Society and the individual are antitheses. They are yin and yang. Culture strives for conformity and consensus. Exhibiting behavior that is culturally appropriate is how you are culturally acceptable. The individual is based on authenticity. What does he or she enjoy. What drives them. How do they spend their time and what do they become proficient at. As more variables are added to life, and as it complexifies, we are pulled in ways that makes authenticity harder to maintain. We're fighting money, time, and culture.

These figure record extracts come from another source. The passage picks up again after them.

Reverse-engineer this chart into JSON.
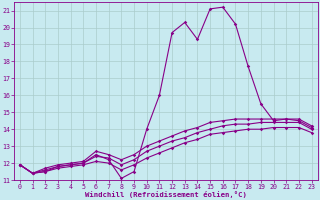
{
  "background_color": "#c8eaf0",
  "grid_color": "#aacccc",
  "line_color": "#880088",
  "xlim": [
    -0.5,
    23.5
  ],
  "ylim": [
    11,
    21.5
  ],
  "xticks": [
    0,
    1,
    2,
    3,
    4,
    5,
    6,
    7,
    8,
    9,
    10,
    11,
    12,
    13,
    14,
    15,
    16,
    17,
    18,
    19,
    20,
    21,
    22,
    23
  ],
  "yticks": [
    11,
    12,
    13,
    14,
    15,
    16,
    17,
    18,
    19,
    20,
    21
  ],
  "xlabel": "Windchill (Refroidissement éolien,°C)",
  "line1_y": [
    11.9,
    11.4,
    11.5,
    11.8,
    11.9,
    12.0,
    12.5,
    12.2,
    11.1,
    11.5,
    14.0,
    16.0,
    19.7,
    20.3,
    19.3,
    21.1,
    21.2,
    20.2,
    17.7,
    15.5,
    14.5,
    14.6,
    14.5,
    14.1
  ],
  "line2_y": [
    11.9,
    11.4,
    11.7,
    11.9,
    12.0,
    12.1,
    12.7,
    12.5,
    12.2,
    12.5,
    13.0,
    13.3,
    13.6,
    13.9,
    14.1,
    14.4,
    14.5,
    14.6,
    14.6,
    14.6,
    14.6,
    14.6,
    14.6,
    14.2
  ],
  "line3_y": [
    11.9,
    11.4,
    11.6,
    11.8,
    11.9,
    12.0,
    12.4,
    12.3,
    11.9,
    12.2,
    12.7,
    13.0,
    13.3,
    13.5,
    13.8,
    14.0,
    14.2,
    14.3,
    14.3,
    14.4,
    14.4,
    14.4,
    14.4,
    14.0
  ],
  "line4_y": [
    11.9,
    11.4,
    11.5,
    11.7,
    11.8,
    11.9,
    12.1,
    12.0,
    11.6,
    11.9,
    12.3,
    12.6,
    12.9,
    13.2,
    13.4,
    13.7,
    13.8,
    13.9,
    14.0,
    14.0,
    14.1,
    14.1,
    14.1,
    13.8
  ],
  "tick_fontsize": 4.8,
  "xlabel_fontsize": 5.2
}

As the year 2021 progresses this devolution of authenticity continues to seep into our young adults. Conformity is normalcy. If you didn't post a black square on your Instagram or thought twice about wearing a mask you were outcast like a leper. One of the reasons for the exceptional rise in podcasters like Joe Rogan or internet lecturers like Jordan Peterson or odd interest communities like Chess, Crypto Investing and climbing, is that authenticity is scarce and scarcity drives value. Value is also ascribed to things that are good. As stated earlier, the individual and society are antitheses. Humans have a deep desire to be individualistic; to live as freely and as authentically with as few limitations as they can have. This is what drove tens of millions to America. And every inch that we give up, every 15 minute chore or $25/month subscription or prescribed social media post or corporate training, dilutes that authenticity. It devolves. It dies. For those who wish to retain their autonomy and regain their authenticity, we must push back on the urban sprawl-like properties of conformity and culture. We must "Celebrate Diversity" of thought and experience, not skin color. We must question authority. We must act intentionally. We must look for contrarian ideas and reason from first principles. And we must introspect on what it is that drives us individually, seek that out relentlessly and make no apologies for prioritizing authenticity.